DATASET_PREFIX: str = "/xview2"

BASE_DIR: str = (
    LOCAL_DATA_DIR + DATASET_PREFIX
    if DESTINATION == "LOCAL"
    else S3_DATA_DIR + DATASET_PREFIX
    if DESTINATION == "S3"
    else None
)

print(f"{BASE_DIR=}")

assert all([BASE_DIR]), "Download Destination not Set"

BASE_DIR='s3://alivio/datasets/xview2'


In [0]:
s3 = boto3.client("s3")


### Ephemeral Links

xView2 provides ephemeral links with an expiry from their website. As such, they need to be refreshed when downloading from the website again. Substitute the links in `src.01_data_ingestion.xview2_dataset_links.py` file when re-downloading. Since each dataset link is about 10 GB large, we use streaming to download it programatically

In [0]:
prefix_path: str = "/".join(BASE_DIR.split("/")[3:])

def stream_to_s3(url: str, object_name: str):
    print(f"Downloading {object_name}")
    with requests.get(url, stream=True) as r:
        r.raise_for_status()
        s3.upload_fileobj(r.raw, S3_BUCKET, object_name)


## Concurrent Downloads

On receiving the ephemeral download links from xview2 from the website, each link only lives for about 5-10 minutes.
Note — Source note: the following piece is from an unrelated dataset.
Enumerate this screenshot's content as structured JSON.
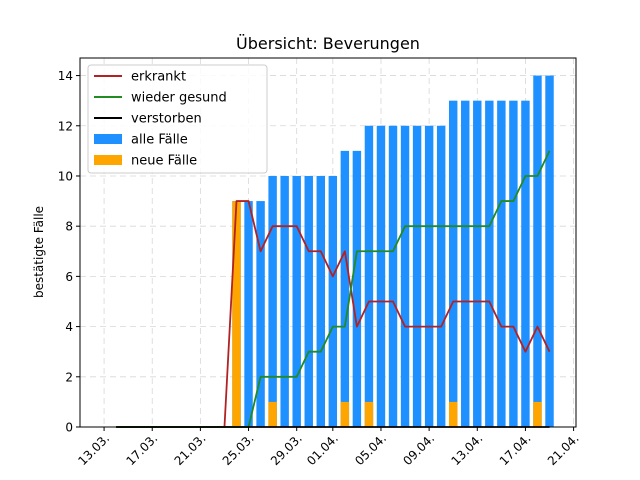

Downloading the links serially, where each link takes about 3-5 minutes on a datacenter network to download means that some dataset links will expire before they're downloaded. This will result in a `403` error. 
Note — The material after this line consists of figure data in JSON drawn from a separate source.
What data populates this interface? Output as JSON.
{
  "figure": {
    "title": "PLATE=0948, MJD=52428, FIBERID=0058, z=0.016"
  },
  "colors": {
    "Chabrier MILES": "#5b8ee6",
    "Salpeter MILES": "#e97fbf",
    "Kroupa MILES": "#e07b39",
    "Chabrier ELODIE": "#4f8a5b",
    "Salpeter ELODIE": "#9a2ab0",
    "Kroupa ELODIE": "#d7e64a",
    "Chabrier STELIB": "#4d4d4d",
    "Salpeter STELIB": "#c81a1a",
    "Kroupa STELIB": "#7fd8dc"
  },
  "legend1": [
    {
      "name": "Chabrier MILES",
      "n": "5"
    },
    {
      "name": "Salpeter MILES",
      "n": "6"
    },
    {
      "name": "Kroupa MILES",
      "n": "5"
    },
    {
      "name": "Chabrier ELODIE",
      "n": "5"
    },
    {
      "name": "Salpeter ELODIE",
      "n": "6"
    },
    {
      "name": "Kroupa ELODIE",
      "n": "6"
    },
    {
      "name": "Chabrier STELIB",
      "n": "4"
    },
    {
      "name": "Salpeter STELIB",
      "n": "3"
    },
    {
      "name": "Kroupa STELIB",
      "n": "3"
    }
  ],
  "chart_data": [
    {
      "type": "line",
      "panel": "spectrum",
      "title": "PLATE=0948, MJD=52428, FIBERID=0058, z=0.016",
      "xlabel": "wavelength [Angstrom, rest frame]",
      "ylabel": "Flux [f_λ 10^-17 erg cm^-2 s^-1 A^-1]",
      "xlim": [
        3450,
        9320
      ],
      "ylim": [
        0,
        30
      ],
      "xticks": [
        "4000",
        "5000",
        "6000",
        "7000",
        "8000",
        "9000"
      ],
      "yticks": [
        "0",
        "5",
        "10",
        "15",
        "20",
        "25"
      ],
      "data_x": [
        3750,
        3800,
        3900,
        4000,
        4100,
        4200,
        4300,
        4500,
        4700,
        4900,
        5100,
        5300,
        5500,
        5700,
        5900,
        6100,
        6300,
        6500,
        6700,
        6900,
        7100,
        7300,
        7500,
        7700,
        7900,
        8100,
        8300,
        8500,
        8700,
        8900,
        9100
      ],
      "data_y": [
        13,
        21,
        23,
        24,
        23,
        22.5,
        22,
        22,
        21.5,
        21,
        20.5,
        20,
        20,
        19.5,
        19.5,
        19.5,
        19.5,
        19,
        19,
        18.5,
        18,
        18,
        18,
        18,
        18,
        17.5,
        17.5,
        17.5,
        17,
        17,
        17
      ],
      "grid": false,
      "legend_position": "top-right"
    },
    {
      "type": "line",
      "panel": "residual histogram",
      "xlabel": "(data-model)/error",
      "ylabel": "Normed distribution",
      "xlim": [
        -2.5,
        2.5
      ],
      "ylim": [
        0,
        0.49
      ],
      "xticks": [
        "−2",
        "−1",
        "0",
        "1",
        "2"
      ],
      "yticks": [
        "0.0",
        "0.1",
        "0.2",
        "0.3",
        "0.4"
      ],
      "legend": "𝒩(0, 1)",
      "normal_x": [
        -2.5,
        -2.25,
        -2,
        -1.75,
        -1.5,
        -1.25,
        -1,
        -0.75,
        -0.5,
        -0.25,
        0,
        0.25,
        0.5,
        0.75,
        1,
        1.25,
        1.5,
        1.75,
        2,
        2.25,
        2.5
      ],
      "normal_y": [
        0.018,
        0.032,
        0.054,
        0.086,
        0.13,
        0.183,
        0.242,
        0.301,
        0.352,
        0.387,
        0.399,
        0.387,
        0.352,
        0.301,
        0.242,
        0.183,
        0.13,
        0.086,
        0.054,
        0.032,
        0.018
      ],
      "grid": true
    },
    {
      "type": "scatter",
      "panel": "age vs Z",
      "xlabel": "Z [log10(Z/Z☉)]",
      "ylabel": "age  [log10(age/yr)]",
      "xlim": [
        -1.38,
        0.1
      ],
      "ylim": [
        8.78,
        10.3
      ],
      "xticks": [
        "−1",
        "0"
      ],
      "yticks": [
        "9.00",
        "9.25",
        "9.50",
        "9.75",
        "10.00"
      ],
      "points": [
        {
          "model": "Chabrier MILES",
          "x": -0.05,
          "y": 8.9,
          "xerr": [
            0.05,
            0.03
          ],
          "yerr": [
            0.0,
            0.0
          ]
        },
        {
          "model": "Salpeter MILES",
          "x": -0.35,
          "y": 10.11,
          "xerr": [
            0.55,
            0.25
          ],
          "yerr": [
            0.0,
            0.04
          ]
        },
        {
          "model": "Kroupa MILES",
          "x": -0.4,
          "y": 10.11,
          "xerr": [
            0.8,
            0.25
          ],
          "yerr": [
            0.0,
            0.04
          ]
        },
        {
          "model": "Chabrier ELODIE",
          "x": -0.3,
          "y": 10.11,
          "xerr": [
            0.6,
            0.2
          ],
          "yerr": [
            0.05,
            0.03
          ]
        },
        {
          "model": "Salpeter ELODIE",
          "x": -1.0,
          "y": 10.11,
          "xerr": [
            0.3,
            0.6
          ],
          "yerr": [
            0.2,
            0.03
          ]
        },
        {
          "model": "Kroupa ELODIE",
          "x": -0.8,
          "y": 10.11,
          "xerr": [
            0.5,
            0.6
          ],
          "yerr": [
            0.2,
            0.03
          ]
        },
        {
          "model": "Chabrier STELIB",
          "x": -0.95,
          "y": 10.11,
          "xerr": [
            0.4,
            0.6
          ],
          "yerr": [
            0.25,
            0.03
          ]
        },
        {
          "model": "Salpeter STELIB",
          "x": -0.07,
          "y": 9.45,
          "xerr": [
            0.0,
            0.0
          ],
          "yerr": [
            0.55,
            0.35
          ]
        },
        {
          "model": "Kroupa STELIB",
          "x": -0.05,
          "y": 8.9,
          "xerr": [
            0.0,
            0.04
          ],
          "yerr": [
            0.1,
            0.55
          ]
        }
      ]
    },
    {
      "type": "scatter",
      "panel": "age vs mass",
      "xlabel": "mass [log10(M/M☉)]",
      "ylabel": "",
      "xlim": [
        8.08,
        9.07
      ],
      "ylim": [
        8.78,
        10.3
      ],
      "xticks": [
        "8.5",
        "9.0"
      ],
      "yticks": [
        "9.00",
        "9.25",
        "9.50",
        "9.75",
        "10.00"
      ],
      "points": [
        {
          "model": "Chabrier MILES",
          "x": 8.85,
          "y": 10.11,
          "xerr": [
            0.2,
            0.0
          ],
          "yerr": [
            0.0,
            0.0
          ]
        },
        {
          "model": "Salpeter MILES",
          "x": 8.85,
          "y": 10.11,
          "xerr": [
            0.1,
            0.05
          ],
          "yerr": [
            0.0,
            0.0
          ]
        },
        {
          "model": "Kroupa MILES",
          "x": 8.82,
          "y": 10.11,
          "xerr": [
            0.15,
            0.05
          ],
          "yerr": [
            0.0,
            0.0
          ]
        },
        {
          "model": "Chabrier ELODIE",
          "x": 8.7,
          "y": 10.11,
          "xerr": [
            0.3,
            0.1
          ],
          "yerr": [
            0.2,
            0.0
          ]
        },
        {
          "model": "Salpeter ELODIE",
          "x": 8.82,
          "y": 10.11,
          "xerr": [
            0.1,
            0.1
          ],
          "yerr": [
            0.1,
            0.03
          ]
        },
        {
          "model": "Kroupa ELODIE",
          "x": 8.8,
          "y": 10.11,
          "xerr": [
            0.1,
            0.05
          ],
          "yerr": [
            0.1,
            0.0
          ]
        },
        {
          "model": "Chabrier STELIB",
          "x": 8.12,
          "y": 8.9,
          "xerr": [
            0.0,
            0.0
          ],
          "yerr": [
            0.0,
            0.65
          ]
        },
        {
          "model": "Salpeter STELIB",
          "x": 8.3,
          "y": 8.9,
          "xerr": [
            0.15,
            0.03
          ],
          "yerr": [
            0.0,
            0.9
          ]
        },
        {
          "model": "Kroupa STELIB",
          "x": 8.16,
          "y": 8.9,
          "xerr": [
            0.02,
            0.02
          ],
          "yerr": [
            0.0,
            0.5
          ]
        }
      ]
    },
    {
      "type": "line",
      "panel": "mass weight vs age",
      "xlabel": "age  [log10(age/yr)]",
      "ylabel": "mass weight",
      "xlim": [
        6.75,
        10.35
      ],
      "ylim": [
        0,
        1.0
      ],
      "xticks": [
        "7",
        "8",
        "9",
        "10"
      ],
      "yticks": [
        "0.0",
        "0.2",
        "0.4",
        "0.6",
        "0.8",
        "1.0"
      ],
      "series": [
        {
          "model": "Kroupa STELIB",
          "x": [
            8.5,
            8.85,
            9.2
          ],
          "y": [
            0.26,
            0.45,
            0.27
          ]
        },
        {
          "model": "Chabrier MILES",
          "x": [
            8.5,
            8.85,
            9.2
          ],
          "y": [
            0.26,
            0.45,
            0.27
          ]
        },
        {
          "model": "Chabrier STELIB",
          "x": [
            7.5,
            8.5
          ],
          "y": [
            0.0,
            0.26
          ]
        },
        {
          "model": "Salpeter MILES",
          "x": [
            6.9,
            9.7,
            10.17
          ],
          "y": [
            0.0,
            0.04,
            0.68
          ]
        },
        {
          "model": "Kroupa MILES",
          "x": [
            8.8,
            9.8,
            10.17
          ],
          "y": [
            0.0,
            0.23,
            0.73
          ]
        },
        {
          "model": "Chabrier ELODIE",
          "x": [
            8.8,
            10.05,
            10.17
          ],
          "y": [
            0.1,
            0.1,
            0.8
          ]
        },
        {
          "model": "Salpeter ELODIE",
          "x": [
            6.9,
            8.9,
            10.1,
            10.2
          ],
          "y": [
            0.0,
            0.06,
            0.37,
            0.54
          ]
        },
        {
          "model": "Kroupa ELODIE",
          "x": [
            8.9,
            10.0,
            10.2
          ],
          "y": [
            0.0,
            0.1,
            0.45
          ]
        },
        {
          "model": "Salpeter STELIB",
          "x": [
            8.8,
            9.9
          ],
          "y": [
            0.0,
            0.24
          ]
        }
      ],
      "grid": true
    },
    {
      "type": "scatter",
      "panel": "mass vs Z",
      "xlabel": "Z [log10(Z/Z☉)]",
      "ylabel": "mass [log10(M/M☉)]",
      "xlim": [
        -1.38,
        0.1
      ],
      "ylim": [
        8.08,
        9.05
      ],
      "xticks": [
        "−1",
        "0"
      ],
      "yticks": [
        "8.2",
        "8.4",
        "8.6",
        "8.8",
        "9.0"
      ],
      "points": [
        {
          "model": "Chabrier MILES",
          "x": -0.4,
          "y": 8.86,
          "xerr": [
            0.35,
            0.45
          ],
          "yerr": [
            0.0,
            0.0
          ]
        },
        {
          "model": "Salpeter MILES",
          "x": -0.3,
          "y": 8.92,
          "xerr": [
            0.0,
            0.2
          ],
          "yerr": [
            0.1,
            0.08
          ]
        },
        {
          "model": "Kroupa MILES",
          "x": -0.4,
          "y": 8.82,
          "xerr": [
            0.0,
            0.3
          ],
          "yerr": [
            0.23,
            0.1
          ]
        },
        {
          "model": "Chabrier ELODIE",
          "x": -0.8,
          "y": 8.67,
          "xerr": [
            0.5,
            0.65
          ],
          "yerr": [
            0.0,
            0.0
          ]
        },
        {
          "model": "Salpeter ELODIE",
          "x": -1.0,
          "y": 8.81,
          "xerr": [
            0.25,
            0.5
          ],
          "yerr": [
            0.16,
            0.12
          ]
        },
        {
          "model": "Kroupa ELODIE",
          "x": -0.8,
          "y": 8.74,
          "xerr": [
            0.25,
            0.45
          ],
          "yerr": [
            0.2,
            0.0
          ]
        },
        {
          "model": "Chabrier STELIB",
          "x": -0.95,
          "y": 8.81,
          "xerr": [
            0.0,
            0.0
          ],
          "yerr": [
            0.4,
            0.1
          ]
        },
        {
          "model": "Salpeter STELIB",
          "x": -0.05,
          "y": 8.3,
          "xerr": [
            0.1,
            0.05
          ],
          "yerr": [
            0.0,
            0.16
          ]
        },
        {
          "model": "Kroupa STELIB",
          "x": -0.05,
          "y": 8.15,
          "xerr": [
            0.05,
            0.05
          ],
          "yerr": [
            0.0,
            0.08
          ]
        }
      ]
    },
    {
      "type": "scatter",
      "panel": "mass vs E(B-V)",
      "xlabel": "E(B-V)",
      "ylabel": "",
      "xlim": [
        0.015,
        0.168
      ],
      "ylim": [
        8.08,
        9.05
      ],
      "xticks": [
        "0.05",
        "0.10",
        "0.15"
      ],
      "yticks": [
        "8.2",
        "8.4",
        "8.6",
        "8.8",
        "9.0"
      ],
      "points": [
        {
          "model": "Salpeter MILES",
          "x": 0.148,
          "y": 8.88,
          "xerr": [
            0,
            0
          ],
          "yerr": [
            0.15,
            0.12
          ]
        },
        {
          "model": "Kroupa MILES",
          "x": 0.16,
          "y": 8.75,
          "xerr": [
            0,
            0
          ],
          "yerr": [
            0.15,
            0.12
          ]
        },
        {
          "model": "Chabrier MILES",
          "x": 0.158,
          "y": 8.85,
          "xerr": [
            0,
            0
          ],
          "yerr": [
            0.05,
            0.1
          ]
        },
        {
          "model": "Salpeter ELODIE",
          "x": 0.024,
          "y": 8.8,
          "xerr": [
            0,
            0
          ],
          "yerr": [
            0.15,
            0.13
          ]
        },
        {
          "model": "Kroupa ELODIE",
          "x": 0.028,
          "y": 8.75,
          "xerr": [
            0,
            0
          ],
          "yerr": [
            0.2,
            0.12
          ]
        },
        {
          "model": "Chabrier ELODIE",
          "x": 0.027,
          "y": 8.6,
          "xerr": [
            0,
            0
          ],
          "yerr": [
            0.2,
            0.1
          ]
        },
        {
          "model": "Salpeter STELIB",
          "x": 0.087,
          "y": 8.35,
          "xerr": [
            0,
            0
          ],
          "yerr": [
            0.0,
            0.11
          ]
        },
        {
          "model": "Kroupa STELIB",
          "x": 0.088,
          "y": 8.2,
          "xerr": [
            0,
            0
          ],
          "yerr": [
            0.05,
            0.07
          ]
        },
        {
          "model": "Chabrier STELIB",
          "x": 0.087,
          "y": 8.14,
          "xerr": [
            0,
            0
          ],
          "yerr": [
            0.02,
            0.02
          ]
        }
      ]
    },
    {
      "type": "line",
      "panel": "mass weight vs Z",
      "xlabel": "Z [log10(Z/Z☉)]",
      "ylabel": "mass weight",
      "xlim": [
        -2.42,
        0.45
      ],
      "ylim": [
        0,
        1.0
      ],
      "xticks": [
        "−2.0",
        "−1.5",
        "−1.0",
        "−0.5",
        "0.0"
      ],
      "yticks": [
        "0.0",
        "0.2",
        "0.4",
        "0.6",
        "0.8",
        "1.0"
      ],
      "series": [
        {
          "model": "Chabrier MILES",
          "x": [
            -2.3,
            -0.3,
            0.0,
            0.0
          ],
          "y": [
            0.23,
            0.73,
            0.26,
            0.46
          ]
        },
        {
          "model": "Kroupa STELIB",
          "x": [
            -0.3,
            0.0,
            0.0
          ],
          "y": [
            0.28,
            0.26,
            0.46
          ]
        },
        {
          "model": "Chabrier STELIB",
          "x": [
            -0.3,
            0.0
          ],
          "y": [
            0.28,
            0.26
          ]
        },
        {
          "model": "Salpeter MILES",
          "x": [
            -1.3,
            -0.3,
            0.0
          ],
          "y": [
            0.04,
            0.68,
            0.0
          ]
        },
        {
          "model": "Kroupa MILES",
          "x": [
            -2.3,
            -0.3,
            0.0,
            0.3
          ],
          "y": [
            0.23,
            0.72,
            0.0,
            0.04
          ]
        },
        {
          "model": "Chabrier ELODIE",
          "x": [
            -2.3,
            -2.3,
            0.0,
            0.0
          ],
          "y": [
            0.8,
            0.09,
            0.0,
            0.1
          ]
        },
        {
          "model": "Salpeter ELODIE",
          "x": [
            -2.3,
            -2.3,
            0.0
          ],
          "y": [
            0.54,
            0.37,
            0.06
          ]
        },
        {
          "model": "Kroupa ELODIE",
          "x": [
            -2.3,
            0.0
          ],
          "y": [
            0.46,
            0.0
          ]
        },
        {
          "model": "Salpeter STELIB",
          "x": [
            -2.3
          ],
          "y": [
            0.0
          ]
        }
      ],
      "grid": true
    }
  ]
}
As such, multithreading is used to fetch data from all links simultaneously. This ensures that a local copy of the data is available within the time window of the ephemeral link timeout.

In [0]:
with ThreadPoolExecutor(max_workers=6) as executor:
    executor.map(
        lambda x: stream_to_s3(*x),
        [(v, prefix_path + "/" + k) for k, v in xview2_links.items()],
    )

Downloading datasets/xview2/xview2_trainDownloading datasets/xview2/xview2_test

Downloading datasets/xview2/xview2_holdout